Fire was a central theme for several of Tiffany’s early leaded glass windows. Perhaps the company’s finest representation of fire in a window was made especially for the 1900 Paris Exposition Universelle. The “Four Seasons,” designed by Louis Tiffany, was comprised of four distinct panels set within an ornate border. The “Winter” section has a highly evocative scene of a roaring campfire beneath a snow-laden pine bough set against a darkening twilight sky.


Although Louis Tiffany is credited with the motif, Clara Driscoll was intimately involved with its creation.
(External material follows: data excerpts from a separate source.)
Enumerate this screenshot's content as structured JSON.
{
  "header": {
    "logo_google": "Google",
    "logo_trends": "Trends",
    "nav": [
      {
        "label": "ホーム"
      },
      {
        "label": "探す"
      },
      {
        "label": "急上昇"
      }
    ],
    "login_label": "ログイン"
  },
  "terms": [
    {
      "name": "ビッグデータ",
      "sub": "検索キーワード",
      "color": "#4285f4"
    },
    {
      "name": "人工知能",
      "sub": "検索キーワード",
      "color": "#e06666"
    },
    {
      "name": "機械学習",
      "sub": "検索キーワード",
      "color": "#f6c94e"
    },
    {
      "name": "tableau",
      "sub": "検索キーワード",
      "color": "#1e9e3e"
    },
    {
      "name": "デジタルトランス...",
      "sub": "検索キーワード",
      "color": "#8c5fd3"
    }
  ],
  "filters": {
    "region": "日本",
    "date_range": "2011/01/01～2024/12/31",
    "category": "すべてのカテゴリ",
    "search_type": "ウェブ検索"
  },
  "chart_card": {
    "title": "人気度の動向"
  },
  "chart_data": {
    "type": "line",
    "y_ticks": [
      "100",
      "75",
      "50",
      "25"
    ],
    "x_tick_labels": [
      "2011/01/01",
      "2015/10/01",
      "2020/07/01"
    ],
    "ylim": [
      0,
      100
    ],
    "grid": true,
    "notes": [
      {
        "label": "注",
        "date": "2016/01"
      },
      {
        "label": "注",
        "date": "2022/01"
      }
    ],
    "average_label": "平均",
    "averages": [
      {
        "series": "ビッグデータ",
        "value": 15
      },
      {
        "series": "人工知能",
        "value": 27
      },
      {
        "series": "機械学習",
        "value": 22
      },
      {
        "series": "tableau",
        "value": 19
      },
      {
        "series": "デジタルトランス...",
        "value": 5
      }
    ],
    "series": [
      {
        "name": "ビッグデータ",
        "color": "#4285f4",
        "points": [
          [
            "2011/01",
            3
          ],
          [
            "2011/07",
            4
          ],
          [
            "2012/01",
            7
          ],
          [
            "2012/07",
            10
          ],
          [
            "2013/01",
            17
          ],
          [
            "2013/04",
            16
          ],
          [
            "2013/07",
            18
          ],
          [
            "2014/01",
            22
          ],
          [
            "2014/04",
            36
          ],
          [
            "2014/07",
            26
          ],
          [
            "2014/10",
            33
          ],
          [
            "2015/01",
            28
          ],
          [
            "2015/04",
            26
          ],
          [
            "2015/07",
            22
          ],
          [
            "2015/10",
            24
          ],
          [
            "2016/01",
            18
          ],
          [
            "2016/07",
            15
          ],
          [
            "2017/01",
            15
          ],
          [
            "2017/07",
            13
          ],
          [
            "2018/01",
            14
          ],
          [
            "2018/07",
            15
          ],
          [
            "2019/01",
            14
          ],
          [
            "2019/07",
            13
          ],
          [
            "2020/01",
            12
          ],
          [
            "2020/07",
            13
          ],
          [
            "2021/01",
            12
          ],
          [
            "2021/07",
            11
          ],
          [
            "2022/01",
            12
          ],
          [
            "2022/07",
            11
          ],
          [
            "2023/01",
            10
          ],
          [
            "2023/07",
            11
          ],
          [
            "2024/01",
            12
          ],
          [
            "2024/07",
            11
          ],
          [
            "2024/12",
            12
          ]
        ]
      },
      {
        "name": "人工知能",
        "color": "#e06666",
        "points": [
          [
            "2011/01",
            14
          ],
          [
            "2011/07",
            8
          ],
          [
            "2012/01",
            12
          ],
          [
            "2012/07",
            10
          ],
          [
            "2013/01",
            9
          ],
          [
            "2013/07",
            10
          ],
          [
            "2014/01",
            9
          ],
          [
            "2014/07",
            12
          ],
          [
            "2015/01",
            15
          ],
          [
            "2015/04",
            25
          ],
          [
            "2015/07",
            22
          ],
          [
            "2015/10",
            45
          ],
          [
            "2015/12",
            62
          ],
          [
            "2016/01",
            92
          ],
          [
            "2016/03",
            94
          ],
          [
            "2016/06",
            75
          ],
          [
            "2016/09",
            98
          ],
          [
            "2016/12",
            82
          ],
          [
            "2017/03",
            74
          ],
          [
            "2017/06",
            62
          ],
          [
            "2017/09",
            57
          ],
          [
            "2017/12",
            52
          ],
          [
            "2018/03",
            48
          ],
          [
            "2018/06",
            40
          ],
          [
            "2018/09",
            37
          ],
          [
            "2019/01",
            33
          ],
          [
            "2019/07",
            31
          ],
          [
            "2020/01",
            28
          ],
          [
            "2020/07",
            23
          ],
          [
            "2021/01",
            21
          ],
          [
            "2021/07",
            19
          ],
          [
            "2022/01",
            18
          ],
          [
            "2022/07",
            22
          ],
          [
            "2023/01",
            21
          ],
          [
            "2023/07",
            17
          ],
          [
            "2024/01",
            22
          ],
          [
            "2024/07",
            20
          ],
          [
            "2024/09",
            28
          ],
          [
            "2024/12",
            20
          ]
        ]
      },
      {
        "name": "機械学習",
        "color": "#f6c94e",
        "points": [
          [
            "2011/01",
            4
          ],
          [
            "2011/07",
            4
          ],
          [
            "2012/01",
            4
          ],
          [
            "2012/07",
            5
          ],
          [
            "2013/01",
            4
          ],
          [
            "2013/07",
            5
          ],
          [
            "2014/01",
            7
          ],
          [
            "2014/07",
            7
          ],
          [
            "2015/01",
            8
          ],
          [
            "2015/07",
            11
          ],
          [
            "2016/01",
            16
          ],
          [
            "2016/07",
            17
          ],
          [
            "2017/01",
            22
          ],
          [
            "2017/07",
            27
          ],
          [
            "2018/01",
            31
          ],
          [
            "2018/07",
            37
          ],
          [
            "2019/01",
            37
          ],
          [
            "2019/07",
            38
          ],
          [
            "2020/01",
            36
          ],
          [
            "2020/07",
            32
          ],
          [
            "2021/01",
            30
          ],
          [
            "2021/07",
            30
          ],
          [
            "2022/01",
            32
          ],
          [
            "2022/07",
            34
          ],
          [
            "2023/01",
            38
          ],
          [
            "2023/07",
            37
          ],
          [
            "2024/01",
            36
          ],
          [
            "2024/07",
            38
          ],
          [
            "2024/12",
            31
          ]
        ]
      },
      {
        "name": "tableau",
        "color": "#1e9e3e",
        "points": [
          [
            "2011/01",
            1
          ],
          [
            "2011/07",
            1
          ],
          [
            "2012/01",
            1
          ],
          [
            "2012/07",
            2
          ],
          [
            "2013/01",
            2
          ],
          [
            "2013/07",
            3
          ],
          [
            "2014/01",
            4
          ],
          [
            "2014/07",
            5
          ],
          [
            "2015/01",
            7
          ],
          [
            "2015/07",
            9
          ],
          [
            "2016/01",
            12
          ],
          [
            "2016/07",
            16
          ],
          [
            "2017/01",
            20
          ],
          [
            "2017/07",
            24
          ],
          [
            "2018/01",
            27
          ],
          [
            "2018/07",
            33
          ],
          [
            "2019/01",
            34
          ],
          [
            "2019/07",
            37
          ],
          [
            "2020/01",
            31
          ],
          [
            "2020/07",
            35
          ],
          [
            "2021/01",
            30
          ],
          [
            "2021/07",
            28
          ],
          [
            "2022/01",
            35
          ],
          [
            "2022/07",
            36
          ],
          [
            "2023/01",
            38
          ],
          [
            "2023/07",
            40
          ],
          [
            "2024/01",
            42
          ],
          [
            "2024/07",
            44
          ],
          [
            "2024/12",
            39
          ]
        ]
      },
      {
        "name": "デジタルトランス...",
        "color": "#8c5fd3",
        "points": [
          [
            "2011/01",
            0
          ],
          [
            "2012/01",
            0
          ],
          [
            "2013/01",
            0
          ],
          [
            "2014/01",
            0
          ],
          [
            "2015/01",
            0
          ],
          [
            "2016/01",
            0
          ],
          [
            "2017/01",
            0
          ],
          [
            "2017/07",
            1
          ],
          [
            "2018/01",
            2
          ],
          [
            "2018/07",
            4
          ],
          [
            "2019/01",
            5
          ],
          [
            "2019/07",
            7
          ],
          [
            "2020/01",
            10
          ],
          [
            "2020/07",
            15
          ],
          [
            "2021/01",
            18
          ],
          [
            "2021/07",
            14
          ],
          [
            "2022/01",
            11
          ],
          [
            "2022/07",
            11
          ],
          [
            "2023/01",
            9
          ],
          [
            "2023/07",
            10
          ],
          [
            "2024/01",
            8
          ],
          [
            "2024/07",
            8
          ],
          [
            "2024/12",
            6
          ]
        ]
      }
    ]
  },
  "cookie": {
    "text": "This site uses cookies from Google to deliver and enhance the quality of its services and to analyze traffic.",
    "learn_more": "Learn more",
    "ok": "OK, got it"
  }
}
The panel was scheduled to be made by the Women’s Glass Cutting Department in March 1899, but Tiffany was unable to supervise its construction as he was stricken with a bad cold and unable to leave his 72nd Street home. Driscoll was summoned to the mansion, where she and Tiffany further developed and refined the design of what Clara referred to as “the snow window.”


Tiffany was so enamored with the “Four Seasons” that it was also displayed at the 1901 Pan-American World’s Fair in Buffalo, New York, the 1902 Prima Esposizionie Internazionale d’Arte Decorativa Moderna held in Turin, Italy and was eventually installed at Laurelton Hall. It is now in the permanent collection of the Charles Hosmer Morse Museum of American Art in Winter Park, Florida.


This “Flame,” also sometimes referred to as the “Fire,” table lamp was probably made shortly after the “Four Seasons” window. The lamp is apparently unique and was made together with a purported companion “Ice” lamp, as a set both recalling the vivid imagery of the aforementioned “Winter” panel. The design is fascinating, as the geometric construction of the shade replicates a geodesic dome, a structure that was not invented until shortly after World War I. The lower third of the shade depicts a roaring fire in shades of amber, orange and red. Rising from the flames is billowing blue, violet and blue-streaked white smoke with flickering orange flames peeking through near the top. The globe is supported by a three-armed patinated bronze base described in the 1906 Price List as “Tyler, stem, standard, for No. 1546 ball, $55.00.” The base was discontinued but reappears slightly modified a few years later as a smoker’s stand, model number 1651.


As a personal aside, it should be noted that Jay, my father, made a pledge never to collect Tiffany leaded glass lamps after he was thoroughly embarrassed by purchasing a Woodbine example at a below-market price. Jay was exceptionally proud with himself for getting such a bargain until Minna Rosenblatt, a leading Tiffany dealer and a close family friend, revealed the lamp to be an obvious reproduction, and a rather bad one at that.


The “Flame” lamp appeared at auction approximately 7 years after that incident. Jay fell in love with it, but did not examine it carefully as the estimate was far beyond his budget. However, when the bidding stopped at $9,800, he raised his hand at $9,900, which amazingly turned out to be the winning bid. The lamp was soon situated at home across from my father’s desk, where he could admire it every evening after work.